Finger your mum, that is.
#15
well one time I accidentally sent the wrong person a text and now I'm married with three children
bawitaba a bang a bang diggy diggy diggy sed the boogie sed up jump the boogie
#16
This one time when I was a kid, maybe younger than 10, my dad took me to The Beer Store. I walked away to look at some beer for a bit and ran back to him. Only I ran and hugged the guy in front of him. His jacket was a similar colour to my dad's. I was absolutely terrified. My dad and the other guy were just laughing.

This one other time I was at school doing arts and crafts, I turned around and said to my teacher, "I love you, mom." She just smiled at me as I turned around in embarrassment. Life was never the same.
Last edited by Extra Ordinary at May 30, 2014,
#17
Pretty sure my wife actually said "no" when I asked her to marry me. I think she's just been going along with it for so long just because she's so nice
My God, it's full of stars!
#18
Quote by Dreadnought
Pretty sure my wife actually said "no" when I asked her to marry me. I think she's just been going along with it for so long just because she's so nice


nice, next time i propose and get turned down, i'm going to try pretending i heard wrong
Quote by archerygenious
Jesus Christ since when is the Pit a ****ing courtroom...

Like melodic, black, death, symphonic, and/or avant-garde metal? Want to collaborate? Message me!
#19
The fact that I play metal. I guess it is weird and different for most people.
#20
Quote by NWD2100
The fact that I play metal. I guess it is weird and different for most people.

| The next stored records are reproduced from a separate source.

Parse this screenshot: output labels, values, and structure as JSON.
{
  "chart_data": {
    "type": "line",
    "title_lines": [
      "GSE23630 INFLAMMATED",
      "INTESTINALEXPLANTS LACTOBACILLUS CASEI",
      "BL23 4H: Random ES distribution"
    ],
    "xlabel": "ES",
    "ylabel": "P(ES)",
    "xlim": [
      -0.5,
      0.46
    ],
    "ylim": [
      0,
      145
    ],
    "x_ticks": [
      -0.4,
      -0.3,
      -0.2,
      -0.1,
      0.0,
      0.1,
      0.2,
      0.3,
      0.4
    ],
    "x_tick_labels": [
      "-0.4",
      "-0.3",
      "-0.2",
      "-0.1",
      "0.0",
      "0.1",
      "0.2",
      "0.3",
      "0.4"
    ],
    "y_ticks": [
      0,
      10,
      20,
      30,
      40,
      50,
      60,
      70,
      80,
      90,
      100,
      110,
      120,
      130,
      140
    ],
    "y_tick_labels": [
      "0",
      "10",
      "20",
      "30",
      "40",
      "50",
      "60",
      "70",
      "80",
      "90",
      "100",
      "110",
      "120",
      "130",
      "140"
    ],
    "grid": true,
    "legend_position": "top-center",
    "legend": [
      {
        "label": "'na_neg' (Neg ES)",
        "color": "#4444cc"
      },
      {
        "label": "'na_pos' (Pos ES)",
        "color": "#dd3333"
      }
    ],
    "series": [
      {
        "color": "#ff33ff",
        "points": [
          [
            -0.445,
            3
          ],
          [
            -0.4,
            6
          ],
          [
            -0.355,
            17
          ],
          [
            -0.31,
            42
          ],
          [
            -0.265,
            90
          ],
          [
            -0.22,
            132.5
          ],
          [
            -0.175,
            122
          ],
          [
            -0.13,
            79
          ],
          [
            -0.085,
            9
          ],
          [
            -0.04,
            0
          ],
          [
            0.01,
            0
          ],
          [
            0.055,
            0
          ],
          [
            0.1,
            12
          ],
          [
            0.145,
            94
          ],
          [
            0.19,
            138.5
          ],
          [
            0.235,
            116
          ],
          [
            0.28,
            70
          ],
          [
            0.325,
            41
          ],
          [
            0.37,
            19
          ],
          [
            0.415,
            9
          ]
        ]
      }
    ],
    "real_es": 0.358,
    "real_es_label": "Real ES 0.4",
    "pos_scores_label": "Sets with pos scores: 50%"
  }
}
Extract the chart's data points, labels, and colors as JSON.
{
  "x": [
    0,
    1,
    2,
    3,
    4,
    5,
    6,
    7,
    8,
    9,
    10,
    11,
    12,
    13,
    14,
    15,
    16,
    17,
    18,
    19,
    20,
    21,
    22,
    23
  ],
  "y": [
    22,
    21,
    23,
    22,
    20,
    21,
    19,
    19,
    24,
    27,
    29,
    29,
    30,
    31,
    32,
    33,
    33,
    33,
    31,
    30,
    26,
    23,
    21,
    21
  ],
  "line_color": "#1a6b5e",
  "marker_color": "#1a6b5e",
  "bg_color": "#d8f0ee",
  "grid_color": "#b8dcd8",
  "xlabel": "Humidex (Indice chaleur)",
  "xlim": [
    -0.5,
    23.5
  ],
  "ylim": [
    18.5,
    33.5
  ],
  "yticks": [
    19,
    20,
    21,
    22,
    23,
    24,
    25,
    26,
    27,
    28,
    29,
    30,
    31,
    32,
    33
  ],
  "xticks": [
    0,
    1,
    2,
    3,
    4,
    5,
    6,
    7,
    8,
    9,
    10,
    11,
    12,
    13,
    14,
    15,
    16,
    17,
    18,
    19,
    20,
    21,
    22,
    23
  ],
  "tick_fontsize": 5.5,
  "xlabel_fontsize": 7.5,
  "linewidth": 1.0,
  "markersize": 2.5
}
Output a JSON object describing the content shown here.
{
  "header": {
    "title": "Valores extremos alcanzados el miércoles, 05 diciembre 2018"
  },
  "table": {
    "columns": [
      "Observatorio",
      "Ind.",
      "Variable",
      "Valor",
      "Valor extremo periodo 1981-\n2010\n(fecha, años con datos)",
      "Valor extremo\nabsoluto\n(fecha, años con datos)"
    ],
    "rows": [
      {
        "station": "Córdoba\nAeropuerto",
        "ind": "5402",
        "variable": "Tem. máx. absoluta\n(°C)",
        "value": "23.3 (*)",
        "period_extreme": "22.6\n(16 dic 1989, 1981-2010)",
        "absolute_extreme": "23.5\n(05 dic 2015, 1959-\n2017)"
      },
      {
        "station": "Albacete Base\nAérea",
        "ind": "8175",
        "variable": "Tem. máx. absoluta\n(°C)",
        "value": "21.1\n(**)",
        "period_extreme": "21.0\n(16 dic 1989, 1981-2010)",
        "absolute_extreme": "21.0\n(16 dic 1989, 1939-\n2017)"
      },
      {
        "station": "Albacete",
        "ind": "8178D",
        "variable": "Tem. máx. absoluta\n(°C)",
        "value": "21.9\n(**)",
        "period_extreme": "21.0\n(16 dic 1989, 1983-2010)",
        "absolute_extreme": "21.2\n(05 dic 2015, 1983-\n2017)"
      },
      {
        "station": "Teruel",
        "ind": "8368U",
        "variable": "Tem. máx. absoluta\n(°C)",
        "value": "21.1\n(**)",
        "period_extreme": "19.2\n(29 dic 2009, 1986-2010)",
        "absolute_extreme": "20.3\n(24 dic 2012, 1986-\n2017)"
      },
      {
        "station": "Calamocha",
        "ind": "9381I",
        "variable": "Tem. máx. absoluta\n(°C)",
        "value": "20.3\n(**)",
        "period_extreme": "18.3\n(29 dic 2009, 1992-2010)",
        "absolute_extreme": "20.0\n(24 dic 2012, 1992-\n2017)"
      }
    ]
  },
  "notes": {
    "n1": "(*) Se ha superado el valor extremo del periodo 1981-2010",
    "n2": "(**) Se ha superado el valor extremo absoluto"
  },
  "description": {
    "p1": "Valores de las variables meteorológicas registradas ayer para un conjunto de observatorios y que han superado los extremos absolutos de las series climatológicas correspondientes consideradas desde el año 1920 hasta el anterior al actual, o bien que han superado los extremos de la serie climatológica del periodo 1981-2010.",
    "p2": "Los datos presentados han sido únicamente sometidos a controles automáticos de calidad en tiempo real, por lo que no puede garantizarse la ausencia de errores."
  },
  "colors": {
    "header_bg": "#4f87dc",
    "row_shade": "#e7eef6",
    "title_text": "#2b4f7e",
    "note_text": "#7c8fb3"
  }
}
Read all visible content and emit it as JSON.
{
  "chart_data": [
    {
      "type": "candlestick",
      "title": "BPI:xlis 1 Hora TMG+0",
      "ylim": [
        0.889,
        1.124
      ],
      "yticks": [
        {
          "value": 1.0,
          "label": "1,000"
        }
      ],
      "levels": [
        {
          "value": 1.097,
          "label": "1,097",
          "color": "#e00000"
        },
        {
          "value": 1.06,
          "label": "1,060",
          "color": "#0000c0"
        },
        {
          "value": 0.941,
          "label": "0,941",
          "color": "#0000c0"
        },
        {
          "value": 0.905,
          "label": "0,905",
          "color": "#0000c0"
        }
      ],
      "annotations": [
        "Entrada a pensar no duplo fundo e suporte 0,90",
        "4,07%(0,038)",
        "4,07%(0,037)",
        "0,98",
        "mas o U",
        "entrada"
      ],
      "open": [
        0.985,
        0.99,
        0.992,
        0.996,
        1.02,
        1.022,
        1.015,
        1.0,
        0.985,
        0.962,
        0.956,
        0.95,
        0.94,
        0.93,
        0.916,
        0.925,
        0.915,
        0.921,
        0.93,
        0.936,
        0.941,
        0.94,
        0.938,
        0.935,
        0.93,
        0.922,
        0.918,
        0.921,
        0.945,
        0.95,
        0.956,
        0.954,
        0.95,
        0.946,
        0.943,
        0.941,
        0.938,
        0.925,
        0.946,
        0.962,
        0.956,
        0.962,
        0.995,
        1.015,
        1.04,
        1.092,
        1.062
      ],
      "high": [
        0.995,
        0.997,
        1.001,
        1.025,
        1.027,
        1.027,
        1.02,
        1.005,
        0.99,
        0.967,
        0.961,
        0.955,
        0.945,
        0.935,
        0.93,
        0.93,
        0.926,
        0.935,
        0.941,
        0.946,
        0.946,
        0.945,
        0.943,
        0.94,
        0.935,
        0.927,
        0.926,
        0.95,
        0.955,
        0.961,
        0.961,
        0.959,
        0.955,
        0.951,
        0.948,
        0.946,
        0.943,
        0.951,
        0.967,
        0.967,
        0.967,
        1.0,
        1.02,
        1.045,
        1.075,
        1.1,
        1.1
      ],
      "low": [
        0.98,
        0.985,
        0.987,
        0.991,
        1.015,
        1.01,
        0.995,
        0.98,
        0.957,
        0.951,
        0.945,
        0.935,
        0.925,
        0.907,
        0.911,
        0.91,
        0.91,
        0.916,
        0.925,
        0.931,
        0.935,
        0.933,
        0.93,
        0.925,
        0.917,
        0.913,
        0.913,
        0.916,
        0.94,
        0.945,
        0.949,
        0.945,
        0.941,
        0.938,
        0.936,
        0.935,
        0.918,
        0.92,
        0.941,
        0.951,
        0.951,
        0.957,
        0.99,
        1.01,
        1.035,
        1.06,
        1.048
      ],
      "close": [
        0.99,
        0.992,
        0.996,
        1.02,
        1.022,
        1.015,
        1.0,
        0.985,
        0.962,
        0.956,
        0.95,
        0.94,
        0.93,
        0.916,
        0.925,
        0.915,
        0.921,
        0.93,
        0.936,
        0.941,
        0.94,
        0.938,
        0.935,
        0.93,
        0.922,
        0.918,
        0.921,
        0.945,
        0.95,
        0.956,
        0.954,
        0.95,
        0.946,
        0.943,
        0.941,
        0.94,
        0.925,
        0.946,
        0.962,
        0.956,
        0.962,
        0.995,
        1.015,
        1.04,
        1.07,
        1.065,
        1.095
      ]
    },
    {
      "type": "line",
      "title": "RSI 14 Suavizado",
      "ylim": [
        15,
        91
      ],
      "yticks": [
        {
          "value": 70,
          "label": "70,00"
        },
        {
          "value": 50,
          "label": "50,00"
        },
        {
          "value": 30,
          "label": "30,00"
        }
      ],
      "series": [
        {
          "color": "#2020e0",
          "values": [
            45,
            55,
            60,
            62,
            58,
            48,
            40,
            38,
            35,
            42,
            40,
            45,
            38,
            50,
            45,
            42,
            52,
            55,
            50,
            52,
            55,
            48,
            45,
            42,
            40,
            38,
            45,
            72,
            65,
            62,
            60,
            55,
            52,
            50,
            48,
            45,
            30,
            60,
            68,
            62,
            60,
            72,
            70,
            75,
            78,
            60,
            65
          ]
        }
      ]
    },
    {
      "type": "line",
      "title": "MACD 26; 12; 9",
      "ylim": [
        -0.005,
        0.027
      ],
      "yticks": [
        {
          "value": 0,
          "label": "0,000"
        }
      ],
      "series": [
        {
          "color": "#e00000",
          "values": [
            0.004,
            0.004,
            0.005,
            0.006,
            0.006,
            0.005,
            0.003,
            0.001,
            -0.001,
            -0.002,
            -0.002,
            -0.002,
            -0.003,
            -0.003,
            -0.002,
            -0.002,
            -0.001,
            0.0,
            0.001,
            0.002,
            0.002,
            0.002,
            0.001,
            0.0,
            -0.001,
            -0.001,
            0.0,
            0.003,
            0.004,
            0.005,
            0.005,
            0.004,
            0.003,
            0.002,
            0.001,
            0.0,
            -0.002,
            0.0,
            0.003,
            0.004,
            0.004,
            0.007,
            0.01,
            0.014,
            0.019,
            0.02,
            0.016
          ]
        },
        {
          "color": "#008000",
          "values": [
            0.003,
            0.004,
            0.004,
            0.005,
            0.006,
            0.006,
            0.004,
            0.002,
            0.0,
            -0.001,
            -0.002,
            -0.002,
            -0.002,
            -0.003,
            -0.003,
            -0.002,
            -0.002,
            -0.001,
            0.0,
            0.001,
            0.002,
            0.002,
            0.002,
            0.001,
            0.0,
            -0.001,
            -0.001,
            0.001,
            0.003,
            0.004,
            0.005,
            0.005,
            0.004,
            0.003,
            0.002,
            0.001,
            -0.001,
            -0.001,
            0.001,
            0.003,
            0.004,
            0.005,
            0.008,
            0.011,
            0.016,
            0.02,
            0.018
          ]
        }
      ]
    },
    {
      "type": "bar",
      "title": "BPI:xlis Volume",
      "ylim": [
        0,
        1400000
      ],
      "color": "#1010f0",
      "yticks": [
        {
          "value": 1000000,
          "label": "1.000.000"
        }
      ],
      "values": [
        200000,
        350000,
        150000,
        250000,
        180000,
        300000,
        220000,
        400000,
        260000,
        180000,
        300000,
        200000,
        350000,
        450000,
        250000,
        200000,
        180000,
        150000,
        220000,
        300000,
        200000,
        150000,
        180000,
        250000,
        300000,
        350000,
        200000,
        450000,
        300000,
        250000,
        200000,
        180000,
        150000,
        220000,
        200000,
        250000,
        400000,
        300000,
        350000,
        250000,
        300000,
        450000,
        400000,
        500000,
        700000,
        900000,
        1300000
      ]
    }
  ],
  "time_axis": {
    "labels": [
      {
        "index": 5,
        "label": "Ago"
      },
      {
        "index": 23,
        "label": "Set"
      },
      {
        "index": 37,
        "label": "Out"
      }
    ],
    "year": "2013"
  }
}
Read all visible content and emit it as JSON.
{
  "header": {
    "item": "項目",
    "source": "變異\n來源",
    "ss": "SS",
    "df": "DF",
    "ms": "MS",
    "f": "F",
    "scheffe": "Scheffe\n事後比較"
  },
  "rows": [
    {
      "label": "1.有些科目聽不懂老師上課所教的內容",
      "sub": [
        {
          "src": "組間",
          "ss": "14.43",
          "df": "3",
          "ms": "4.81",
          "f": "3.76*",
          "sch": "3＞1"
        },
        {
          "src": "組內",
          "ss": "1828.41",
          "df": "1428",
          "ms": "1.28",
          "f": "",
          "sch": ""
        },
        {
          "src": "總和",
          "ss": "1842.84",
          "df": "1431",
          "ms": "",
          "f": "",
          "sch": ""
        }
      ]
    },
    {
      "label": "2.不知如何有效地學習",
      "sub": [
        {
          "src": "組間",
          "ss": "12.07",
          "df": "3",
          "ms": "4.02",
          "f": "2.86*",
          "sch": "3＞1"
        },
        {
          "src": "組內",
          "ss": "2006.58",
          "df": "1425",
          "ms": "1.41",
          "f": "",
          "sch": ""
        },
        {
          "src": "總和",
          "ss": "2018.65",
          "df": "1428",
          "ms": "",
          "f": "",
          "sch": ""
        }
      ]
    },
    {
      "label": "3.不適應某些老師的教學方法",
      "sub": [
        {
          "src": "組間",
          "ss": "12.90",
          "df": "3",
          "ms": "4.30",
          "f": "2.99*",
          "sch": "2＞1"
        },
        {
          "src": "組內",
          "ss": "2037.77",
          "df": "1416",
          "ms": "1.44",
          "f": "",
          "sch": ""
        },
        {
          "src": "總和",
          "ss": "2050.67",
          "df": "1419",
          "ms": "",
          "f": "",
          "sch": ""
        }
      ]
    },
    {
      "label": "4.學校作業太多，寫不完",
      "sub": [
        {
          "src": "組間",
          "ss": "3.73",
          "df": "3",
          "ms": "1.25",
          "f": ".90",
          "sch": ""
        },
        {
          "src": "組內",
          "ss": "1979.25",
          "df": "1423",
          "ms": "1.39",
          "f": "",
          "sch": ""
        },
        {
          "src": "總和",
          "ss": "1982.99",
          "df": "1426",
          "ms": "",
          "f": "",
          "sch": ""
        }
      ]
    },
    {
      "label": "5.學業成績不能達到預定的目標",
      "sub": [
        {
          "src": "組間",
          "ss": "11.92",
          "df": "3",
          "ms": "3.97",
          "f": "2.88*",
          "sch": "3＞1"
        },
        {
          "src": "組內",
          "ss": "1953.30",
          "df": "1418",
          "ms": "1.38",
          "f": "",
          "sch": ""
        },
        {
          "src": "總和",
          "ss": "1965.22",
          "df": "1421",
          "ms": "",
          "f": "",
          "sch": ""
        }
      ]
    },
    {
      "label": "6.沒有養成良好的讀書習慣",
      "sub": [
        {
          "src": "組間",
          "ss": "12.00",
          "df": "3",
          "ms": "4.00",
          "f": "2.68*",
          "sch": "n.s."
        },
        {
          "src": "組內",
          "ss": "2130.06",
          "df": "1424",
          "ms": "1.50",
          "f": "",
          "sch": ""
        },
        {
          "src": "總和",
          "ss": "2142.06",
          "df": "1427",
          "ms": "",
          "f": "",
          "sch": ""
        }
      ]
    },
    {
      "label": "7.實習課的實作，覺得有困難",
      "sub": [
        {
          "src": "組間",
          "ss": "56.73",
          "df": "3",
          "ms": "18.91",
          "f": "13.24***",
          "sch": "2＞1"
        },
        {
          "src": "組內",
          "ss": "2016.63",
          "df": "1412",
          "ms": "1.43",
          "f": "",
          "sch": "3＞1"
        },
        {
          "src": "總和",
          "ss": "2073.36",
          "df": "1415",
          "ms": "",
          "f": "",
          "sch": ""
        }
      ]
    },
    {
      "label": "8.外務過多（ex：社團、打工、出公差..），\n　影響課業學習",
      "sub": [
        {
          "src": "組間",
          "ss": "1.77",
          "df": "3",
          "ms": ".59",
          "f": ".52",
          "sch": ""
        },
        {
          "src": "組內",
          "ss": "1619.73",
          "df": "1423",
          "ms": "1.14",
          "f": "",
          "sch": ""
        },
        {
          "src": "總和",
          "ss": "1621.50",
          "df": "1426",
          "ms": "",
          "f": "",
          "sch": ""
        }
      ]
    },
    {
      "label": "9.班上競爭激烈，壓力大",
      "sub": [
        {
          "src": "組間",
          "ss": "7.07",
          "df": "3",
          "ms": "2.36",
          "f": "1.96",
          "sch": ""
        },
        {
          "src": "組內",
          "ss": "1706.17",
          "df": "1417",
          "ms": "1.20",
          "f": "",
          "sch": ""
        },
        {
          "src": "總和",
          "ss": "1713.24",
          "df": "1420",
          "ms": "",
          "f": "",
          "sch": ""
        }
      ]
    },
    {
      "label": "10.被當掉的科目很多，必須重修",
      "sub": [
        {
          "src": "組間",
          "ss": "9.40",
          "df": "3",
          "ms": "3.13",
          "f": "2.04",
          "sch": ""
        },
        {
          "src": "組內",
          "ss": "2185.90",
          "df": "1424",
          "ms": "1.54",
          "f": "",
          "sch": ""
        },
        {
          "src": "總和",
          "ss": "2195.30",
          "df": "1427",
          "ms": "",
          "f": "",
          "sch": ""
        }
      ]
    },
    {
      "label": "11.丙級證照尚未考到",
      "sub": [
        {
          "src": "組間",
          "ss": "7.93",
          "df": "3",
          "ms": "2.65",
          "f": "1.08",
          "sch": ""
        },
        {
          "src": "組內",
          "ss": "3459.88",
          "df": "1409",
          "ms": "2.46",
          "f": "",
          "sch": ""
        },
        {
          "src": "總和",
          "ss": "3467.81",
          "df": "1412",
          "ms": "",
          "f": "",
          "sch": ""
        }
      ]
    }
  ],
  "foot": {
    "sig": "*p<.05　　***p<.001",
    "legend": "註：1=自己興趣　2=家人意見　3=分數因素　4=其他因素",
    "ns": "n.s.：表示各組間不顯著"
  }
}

You must be a weird guy then.
#21
I was talking to a girl who was saying how she was getting annoyed by peer pressure, cause a lot of her mates were trying to get her into drugs and stuff and she didn't want to get into drugs or stuff. Itried to make a joke about how it's ok, cause all of her friends would die of cancer. Right as I said it I remembered that she had survived cancer in just the last year. It was reall awkward and I felt like dirt
it's all just coming back
it's all coming back

it's all coming back to me
#22
I was at this party once and started talking to this kinda cute girl. I was doing really well when I decided to ask where she was from. She said "from here" and I was all "oh really, because you have a very peculiar accent. I thought you were from this place or that place, yada yada yada". I proceeded to go on and on about this for about 10 minutes, because I apparently ran out of other things to talk about. Well.....turns out she had a speech impediment.

I felt quite scummy. Thank god I never saw her again.